Computing Seminars – Spring 2025
6 August 2025
The School of Computing at The University of Buckingham organises weekly Computing Seminars each academic term. These feature presentations by external experts, as well as contributions from the school’s academics and research students. The seminars offer a platform for sharing technologies and research, fostering collaboration, discussion, and intellectual exchange. Open to all Computing students, they form a key part of the school’s research environment.
The Spring Seminar series began in Week 4 with a presentation by PhD student Saleh Al Hashmi, who explored the link between sentiment analysis and cybersecurity threat intelligence. By analysing tweets in English and Arabic from the X platform, he developed a real-time framework detecting correlations between public sentiment and cyberattacks. Using machine learning, the system achieved strong classification accuracy, showing how spikes in negative sentiment can lead to cyber threats. His talk encouraged discussion and highlighted the power of AI in digital security.
In Week 5, MSc Computing (by Research) student Kalthum Mohammed presented her project, “Chronic Disease Prediction in Smartwatches using Machine Learning Algorithms.” Using data from wearable sensors, her system predicts chronic conditions like diabetes and cardiovascular disease, offering personalised health advice through a recommendation engine. The session showed how wearable tech and AI can transform healthcare with data-driven insights.
Week 6 welcomed guest speaker Dr Ali Al-Sherbaz, a University of Buckingham alumnus and Assistant Professor in Digital Skills at the University of Cambridge. His talk, “AI-Powered Innovation in Cybersecurity,” addressed ethical challenges such as bias in AI systems.

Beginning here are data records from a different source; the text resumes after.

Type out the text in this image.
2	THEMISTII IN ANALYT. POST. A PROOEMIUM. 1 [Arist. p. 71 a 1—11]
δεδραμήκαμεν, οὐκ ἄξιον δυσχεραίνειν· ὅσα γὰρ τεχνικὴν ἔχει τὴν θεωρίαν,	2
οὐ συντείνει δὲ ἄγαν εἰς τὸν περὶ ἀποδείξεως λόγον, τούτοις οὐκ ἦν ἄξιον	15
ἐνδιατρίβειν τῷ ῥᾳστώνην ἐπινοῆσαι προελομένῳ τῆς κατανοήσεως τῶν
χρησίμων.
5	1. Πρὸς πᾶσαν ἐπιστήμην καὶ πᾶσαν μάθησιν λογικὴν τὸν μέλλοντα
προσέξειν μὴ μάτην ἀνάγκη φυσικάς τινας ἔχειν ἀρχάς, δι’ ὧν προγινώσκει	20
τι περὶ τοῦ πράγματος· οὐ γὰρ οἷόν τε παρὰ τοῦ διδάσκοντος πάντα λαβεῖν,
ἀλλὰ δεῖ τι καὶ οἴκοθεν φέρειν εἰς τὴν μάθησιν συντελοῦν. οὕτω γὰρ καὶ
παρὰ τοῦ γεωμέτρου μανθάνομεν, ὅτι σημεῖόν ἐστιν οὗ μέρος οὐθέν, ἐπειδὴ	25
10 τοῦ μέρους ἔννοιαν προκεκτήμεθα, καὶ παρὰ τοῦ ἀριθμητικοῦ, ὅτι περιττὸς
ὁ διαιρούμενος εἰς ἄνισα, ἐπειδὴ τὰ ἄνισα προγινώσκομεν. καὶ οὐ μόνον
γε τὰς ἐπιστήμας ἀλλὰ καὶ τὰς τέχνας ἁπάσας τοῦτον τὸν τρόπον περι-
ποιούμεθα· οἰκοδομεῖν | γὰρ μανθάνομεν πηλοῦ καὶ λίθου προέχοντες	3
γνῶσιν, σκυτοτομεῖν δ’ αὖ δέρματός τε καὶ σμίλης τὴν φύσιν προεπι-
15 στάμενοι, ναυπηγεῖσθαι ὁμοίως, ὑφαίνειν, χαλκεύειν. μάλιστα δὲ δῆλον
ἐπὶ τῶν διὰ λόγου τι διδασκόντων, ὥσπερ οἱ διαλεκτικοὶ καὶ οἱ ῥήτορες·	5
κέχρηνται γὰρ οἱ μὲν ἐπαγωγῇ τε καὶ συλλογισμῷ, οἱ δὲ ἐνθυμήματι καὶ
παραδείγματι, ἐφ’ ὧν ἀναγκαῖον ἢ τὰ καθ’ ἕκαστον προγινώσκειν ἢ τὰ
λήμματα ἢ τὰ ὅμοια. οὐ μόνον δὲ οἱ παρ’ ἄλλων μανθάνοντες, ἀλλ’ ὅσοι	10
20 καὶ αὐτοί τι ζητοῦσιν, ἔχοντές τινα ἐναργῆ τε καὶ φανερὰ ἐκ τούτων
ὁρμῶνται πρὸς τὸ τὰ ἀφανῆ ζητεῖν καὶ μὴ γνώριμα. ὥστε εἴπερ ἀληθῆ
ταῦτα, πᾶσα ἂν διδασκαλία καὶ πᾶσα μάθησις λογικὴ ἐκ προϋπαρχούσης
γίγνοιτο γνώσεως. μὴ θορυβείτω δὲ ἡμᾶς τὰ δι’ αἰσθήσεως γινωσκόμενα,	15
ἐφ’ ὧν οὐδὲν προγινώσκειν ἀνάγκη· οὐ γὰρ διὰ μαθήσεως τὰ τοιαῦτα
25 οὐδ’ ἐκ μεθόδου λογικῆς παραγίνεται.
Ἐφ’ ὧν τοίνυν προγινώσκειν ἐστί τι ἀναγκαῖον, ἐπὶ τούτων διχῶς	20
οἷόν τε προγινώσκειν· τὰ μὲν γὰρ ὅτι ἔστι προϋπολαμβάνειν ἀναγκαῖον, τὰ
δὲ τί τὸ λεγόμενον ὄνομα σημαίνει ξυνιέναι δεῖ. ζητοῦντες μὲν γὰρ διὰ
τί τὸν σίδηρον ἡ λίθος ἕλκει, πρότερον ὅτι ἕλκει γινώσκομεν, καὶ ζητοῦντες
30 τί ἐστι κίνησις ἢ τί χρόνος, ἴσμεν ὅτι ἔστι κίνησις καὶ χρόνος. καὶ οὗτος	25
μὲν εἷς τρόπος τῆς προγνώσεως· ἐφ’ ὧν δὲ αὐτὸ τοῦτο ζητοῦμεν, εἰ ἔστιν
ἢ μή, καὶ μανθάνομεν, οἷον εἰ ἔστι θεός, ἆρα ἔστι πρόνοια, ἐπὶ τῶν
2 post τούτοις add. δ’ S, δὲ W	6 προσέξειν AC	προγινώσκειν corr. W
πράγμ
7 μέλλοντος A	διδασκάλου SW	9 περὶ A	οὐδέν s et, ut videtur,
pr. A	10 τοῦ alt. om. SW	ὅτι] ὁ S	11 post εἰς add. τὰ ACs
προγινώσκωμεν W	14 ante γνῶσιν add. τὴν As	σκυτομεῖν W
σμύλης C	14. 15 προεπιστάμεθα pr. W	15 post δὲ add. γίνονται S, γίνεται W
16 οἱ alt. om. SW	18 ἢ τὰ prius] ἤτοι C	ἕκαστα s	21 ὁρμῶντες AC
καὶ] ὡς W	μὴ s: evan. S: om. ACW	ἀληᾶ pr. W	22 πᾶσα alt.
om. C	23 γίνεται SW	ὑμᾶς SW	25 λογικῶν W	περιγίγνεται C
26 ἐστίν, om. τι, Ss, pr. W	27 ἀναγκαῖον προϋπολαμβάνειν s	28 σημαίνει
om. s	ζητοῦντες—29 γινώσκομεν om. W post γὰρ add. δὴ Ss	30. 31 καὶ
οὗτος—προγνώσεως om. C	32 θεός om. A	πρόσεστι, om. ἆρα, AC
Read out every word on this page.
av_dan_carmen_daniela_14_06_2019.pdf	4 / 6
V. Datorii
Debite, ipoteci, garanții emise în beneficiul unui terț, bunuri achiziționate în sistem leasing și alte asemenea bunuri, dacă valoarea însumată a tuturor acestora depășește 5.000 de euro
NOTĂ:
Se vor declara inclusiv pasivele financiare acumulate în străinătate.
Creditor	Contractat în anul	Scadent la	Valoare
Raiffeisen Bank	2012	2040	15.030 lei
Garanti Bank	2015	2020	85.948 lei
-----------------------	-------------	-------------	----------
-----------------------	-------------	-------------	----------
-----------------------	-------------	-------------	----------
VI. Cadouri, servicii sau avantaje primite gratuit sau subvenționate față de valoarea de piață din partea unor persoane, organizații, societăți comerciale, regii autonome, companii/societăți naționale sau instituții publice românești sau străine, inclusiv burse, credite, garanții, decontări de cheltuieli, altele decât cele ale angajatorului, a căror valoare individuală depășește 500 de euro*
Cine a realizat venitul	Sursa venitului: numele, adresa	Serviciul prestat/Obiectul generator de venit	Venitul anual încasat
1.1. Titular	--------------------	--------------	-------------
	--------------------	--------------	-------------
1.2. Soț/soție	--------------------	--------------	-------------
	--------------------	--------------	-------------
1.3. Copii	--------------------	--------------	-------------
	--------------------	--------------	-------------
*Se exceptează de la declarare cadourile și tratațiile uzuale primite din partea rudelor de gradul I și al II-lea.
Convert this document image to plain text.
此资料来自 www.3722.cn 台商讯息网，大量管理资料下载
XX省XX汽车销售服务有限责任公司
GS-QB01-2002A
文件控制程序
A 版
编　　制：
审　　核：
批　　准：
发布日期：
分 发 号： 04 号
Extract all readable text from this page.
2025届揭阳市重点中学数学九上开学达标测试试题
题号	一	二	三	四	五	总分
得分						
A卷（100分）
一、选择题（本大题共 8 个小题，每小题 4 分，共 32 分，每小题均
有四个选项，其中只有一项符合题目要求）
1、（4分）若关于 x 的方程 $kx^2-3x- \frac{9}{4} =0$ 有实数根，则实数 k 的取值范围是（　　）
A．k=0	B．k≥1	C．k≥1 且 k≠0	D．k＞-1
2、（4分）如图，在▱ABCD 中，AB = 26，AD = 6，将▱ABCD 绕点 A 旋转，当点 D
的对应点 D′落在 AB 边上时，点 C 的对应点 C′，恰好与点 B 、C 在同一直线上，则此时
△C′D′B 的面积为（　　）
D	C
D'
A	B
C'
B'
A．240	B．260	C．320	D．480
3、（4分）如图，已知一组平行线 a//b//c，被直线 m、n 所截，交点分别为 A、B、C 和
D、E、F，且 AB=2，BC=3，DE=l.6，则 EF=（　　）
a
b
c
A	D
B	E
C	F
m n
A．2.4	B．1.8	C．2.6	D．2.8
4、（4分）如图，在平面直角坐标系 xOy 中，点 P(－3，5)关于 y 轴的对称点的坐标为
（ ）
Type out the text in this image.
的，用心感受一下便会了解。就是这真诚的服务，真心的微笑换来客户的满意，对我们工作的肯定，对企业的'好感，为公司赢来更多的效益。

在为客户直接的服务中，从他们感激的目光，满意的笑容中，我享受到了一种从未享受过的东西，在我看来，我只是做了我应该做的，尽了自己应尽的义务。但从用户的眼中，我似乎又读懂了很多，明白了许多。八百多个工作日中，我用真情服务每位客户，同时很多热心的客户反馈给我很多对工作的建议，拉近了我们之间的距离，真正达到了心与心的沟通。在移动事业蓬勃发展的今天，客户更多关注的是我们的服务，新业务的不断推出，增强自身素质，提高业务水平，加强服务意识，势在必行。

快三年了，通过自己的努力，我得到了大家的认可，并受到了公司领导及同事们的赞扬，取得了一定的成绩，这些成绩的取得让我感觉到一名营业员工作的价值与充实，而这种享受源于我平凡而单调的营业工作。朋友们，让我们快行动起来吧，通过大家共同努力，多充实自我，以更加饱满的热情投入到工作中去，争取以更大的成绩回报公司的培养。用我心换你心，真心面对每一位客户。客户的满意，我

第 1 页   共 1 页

Drawing from his work with Cambridge Medical School, he discussed how training datasets can be biased, and how user-defined standards and customised GPT models help promote fairness. His presentation provided a critical perspective on responsible AI development.
In Week 7, PhD candidate Ethan Caldeira presented research on brain imaging for autism spectrum disorder (ASD) diagnosis. Using 3D convolutional neural networks, he compared stochastic parcellation and predefined atlases in fMRI analysis. His findings suggested data-driven approaches may improve classification, and he outlined plans for regression-based analysis to explore neurological traits further.
The series concluded with a workshop led by PhD candidates Madara Premawardhana and Rashmi Perera: “How to Manage a Research Project.” They covered organising, conducting, and disseminating research, stressing skills like self-discipline and creative problem-solving. Tools such as Jira, Mendeley, and Overleaf were recommended to support effective academic work.
The Spring Term seminar series concluded successfully, offering a blend of theory, application, and collaboration. These sessions remain a cornerstone of the school’s academic culture, encouraging discovery and innovation. As the Summer Term nears, the Computing community looks forward to more inspiring talks and technological exploration.